Extra Trips are for Frequent Flyers, Not SSL/TLS Performance

Thursday October 30, 2014

TLS is quickly becoming a de facto requirement for every website due to increased concerns about spying and Google’s recent move to use HTTPS as a factor in search engine ranking. In a recent article we explained how HSTS helps website operators to ensure that their site is always using TLS, but now we want to ensure that your performance isn’t sacrificed in the name of enhanced security. While the myth that TLS slows down a website has been debunked, some basic settings can make a site using TLS even faster.

A number of factors influence the performance of TLS. The most critical time is when a browser is first connecting to the site during what is known as the TLS “handshake”. A different set of factors come into play after the browser starts downloading data during a TLS “session”.

Because the handshake is by far the most critical component of TLS performance for a typical website, we’ll focus on it. The TLS handshake consists of a short conversation between the browser and the Web server during which time nothing else can happen. A typical handshake requires two “round trips” between the browser and the server. Limiting the conversation to two round trips is the single most important task in TLS performance.

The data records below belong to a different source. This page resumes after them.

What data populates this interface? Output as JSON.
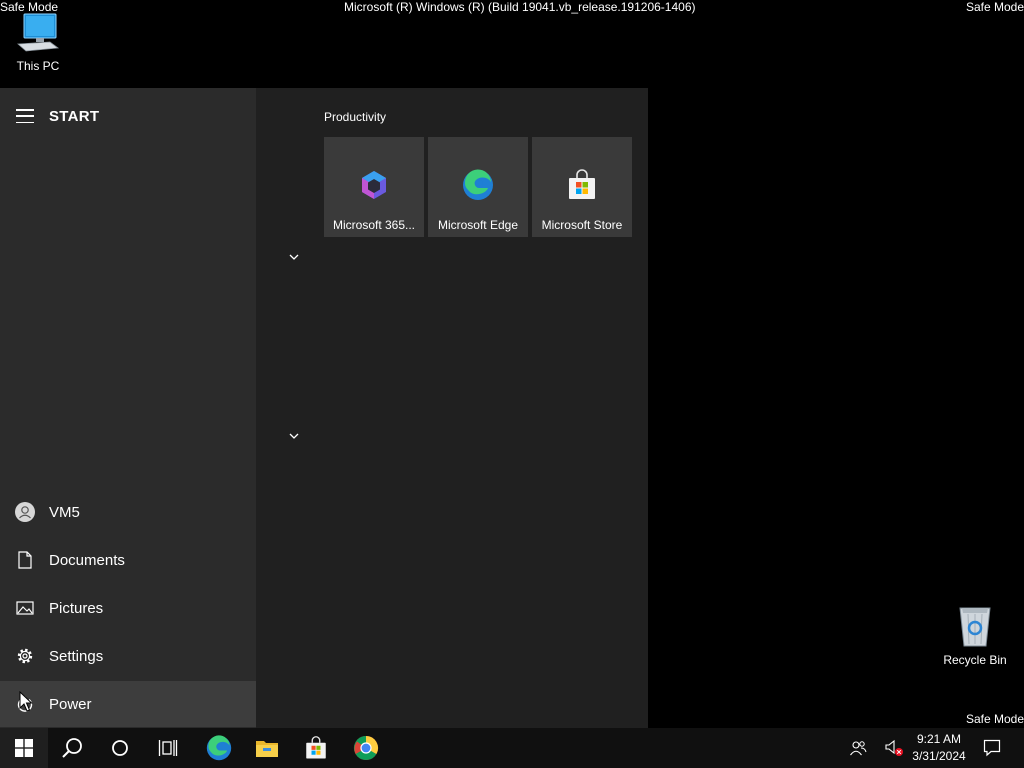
{
  "os_banner": {
    "safe_mode_tl": "Safe Mode",
    "safe_mode_tr": "Safe Mode",
    "safe_mode_br": "Safe Mode",
    "build": "Microsoft (R) Windows (R) (Build 19041.vb_release.191206-1406)"
  },
  "desktop": {
    "this_pc": "This PC",
    "recycle_bin": "Recycle Bin"
  },
  "start_menu": {
    "title": "START",
    "nav": {
      "user": "VM5",
      "documents": "Documents",
      "pictures": "Pictures",
      "settings": "Settings",
      "power": "Power"
    },
    "group_label": "Productivity",
    "tiles": [
      {
        "label": "Microsoft 365...",
        "icon": "microsoft-365-icon"
      },
      {
        "label": "Microsoft Edge",
        "icon": "edge-icon"
      },
      {
        "label": "Microsoft Store",
        "icon": "store-icon"
      }
    ]
  },
  "taskbar": {
    "pinned": [
      "start-icon",
      "search-icon",
      "cortana-icon",
      "task-view-icon",
      "edge-icon",
      "file-explorer-icon",
      "store-icon",
      "chrome-icon"
    ],
    "clock_time": "9:21 AM",
    "clock_date": "3/31/2024"
  },
  "colors": {
    "desktop_bg": "#000000",
    "start_left_bg": "#2b2b2b",
    "start_right_bg": "#202020",
    "tile_bg": "#3a3a3a",
    "taskbar_bg": "#101010"
  }
}
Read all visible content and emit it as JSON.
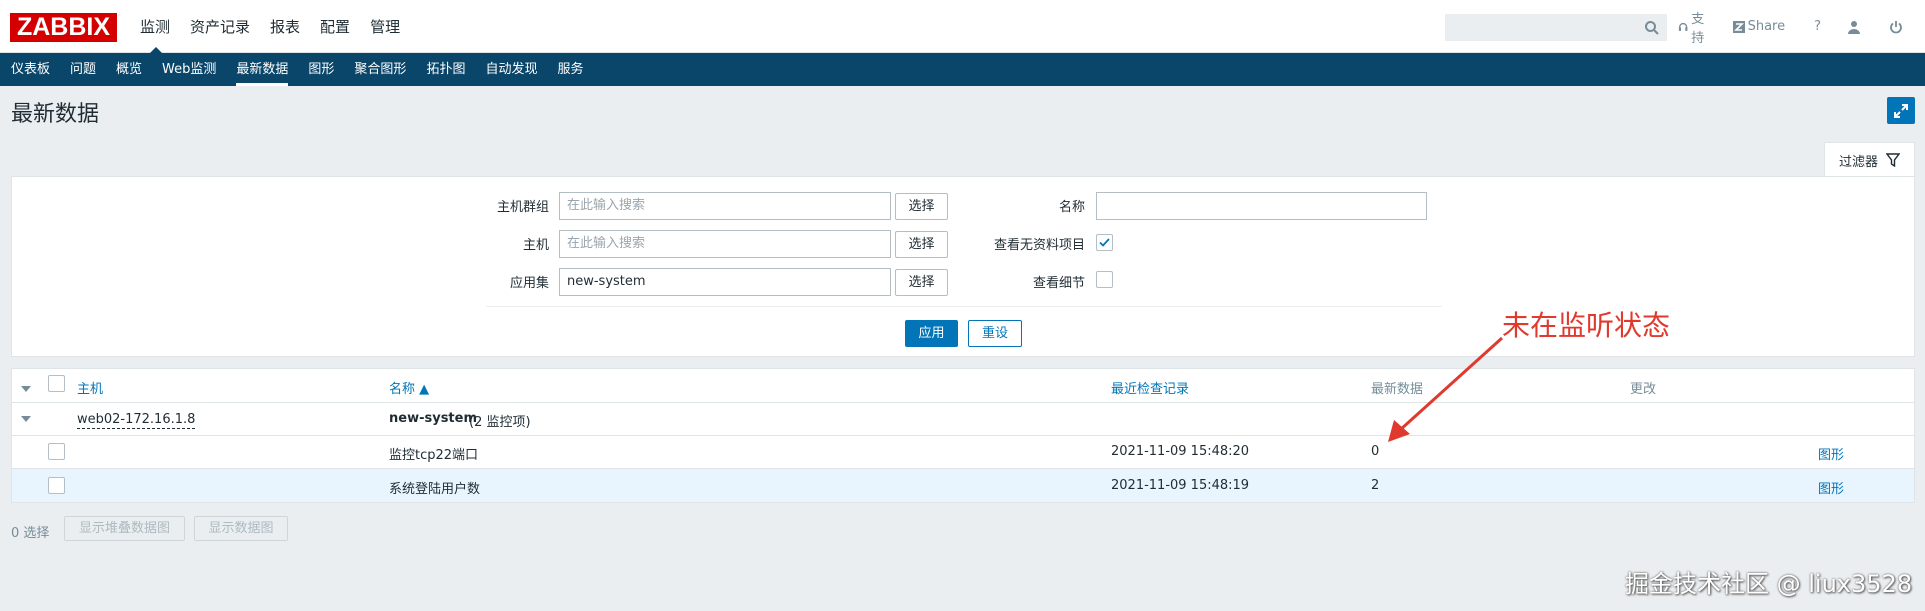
{
  "header": {
    "logo": "ZABBIX",
    "menu": [
      "监测",
      "资产记录",
      "报表",
      "配置",
      "管理"
    ],
    "search_placeholder": "",
    "support": "支持",
    "share": "Share",
    "help": "?"
  },
  "submenu": [
    "仪表板",
    "问题",
    "概览",
    "Web监测",
    "最新数据",
    "图形",
    "聚合图形",
    "拓扑图",
    "自动发现",
    "服务"
  ],
  "page": {
    "title": "最新数据"
  },
  "filter": {
    "tab_label": "过滤器",
    "host_group_label": "主机群组",
    "host_group_placeholder": "在此输入搜索",
    "host_label": "主机",
    "host_placeholder": "在此输入搜索",
    "app_label": "应用集",
    "app_value": "new-system",
    "select_label": "选择",
    "name_label": "名称",
    "name_value": "",
    "show_without_data_label": "查看无资料项目",
    "show_without_data": true,
    "show_details_label": "查看细节",
    "show_details": false,
    "apply": "应用",
    "reset": "重设"
  },
  "table": {
    "columns": [
      "主机",
      "名称 ▲",
      "最近检查记录",
      "最新数据",
      "更改"
    ],
    "host": "web02-172.16.1.8",
    "group": "new-system",
    "group_count": "(2 监控项)",
    "rows": [
      {
        "name": "监控tcp22端口",
        "last_check": "2021-11-09 15:48:20",
        "last_value": "0",
        "graph": "图形"
      },
      {
        "name": "系统登陆用户数",
        "last_check": "2021-11-09 15:48:19",
        "last_value": "2",
        "graph": "图形"
      }
    ]
  },
  "footer": {
    "selected": "0 选择",
    "btn_stacked": "显示堆叠数据图",
    "btn_graph": "显示数据图"
  },
  "annotation": "未在监听状态",
  "watermark": "掘金技术社区 @ liux3528",
  "colors": {
    "brand": "#d40000",
    "nav": "#0a466a",
    "accent": "#0275b8",
    "annotation": "#e03a2f"
  }
}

Reducing the handshake to less than two round trips speeds up TLS even more.

Round trips have such a big impact on performance because networks are relatively slow, especially when the browser is far away from the server. This is called latency, and is typically measured in milliseconds (ms). A browser on the other side of the globe is likely experiencing more than 250ms of latency when communicating with a website, meaning that the TLS handshake adds over 1 second to the time it takes to load your website.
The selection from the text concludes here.